I remember when doctors and nurses started telling me that they were using the Hexagen formula for patients with moderate to severe eczema. All I could ask was: “Why? What causes eczema? Is there a bacterial connection?” Missing: answer.
As a patient gone founder, I am particularly irked by drugs with package inserts that say “may work by xyz.” It has always been extremely important to me to be able to definitively explain why a medicine does what it does. So much so that I even waited some time before really pushing the envelope on the eczema program…I needed to know why it was working, not just that it was working.
Patients and doctors absolutely deserve that information so that they can make informed choices about their care. After finding this study by Johns Hopkins looking into the root cause of eczema, I finally got not just the answer to ‘what is eczema,’ but the answer to why our formula is reported to work so well as a symptom solution.
As it turns out, eczema, like so many diseases and/or conditions, is caused by an excess of microbes, in this case garden variety staph aureus, the most common skin-dwelling bacteria. In fact, research consistently shows ~90% of eczema sufferers have more staph aureus in their skin than non-eczema sufferers.
Why?
If you suffer from eczema, don’t take offense if someone ever says that you have ‘thin skin.’ It’s actually true, and it’s your parents’ fault, as it’s a genetic characteristic they were nice enough to pass on to you.
Imagine your skin as the roof on a house. It’s designed fundamentally to keep out elements: water, bugs, animals, etc. If the roof has cracks, bad stuff gets in, ultimately invading your house.
Everyone’s skin has some staph on/in it. But thin, eczema-prone skin simply lets more of the little buggers in. And once they’re in and have set up shop, staph replicates every 20 minutes.
Now, staph releases natural toxins called Delta Toxins, and these toxins attach to inflammatory receptors in the skin. At normal levels, the receptors don’t get overwhelmed by Delta Toxins. But too much? You guessed it.
The inundated receptors start a cascade of inflammatory events, ultimately leading to that red, scaly, itchy skin we call “eczema.”

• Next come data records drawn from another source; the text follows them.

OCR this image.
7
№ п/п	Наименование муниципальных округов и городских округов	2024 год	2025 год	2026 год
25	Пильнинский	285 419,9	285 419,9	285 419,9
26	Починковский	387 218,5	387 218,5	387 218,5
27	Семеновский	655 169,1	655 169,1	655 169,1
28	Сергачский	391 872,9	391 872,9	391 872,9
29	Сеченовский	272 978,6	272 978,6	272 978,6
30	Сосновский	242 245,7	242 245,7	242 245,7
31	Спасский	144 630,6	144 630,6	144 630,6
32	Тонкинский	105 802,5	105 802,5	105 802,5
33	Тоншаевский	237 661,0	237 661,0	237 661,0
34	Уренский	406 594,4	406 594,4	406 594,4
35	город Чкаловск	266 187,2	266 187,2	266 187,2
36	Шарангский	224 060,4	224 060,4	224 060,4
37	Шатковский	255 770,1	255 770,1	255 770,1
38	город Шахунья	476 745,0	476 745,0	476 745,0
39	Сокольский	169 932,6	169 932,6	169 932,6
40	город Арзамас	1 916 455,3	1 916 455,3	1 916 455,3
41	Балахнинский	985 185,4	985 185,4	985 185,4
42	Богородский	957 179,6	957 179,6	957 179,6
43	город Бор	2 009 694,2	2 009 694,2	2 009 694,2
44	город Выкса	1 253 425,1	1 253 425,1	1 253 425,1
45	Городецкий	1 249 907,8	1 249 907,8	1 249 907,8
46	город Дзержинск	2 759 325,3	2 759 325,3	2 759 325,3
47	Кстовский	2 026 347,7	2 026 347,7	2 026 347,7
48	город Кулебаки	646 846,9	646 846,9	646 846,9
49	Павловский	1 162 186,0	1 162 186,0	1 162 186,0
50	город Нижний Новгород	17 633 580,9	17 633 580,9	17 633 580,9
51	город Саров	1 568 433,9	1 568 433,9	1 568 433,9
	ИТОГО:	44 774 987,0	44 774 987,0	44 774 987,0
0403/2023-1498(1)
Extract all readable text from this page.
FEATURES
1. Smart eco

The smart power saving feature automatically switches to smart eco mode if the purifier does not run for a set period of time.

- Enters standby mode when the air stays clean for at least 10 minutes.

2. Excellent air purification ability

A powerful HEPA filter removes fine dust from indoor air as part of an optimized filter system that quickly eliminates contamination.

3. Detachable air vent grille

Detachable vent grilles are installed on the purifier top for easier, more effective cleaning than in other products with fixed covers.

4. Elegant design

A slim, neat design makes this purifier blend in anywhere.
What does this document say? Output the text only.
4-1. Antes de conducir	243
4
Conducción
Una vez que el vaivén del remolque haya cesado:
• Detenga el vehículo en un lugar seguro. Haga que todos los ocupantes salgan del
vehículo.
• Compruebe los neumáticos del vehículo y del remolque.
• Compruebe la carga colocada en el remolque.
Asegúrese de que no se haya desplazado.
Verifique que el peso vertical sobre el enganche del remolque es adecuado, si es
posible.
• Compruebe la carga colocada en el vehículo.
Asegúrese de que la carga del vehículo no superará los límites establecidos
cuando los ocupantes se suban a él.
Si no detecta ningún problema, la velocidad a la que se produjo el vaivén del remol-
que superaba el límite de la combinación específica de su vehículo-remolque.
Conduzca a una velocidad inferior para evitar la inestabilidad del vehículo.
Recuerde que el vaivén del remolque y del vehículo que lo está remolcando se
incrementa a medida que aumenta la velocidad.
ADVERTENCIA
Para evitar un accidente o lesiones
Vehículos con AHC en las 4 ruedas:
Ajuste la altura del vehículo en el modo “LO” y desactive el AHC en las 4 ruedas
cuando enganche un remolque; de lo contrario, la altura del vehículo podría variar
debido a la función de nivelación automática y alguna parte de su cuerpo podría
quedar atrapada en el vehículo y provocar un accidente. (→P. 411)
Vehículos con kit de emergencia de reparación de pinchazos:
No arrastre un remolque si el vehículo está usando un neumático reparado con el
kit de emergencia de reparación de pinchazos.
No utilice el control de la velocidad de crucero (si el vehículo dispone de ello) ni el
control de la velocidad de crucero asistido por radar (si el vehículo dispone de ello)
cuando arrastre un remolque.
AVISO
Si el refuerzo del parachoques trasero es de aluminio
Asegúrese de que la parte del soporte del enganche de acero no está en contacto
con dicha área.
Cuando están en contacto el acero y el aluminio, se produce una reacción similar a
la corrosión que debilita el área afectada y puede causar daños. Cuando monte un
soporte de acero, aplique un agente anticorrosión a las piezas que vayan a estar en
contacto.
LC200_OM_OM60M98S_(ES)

Injectables on the market try to step in after this inflammatory cascade is triggered…steroids, even more so, long after symptoms have begun, in fact. It would be far preferable to patients to stop the inflammatory process before it starts by eliminating excess staph aureus colonization, thus halting downstream inflammatory signaling.
And oh do I love the simplicity: our active ingredient is a non-sensitizing antimicrobial (in English: it eliminates excess staph without irritating or sensitizing the skin).
We have kill data publicly available on our website, here. Reducing excess staph in eczema-prone skin logically reduces the volume of Delta Toxins. A reduction in these toxins gives inflammatory receptors a chance to cool off while our petrolatum carrier builds up the thin skin mantle…filling in the cracks, so to speak. And even though this reduction in excess staph and resulting Delta Toxins is as complete an explanation as one could usually hope for as far as mechanism of action, I’m taking things a step further: we’re running an in-vivo model as we speak to attempt to prove that IL-36, which research suggests is a primary receptor responsible for eczema symptoms, is inhibited by using our product during atopic dermatitis episodes.
This study could be very influential for the product and company, as a whole; if you search the most popular/profitable eczema products on the market, you’ll see terms like “IL-4 inhibitor” and “PDE4 inhibitor” in their descriptions.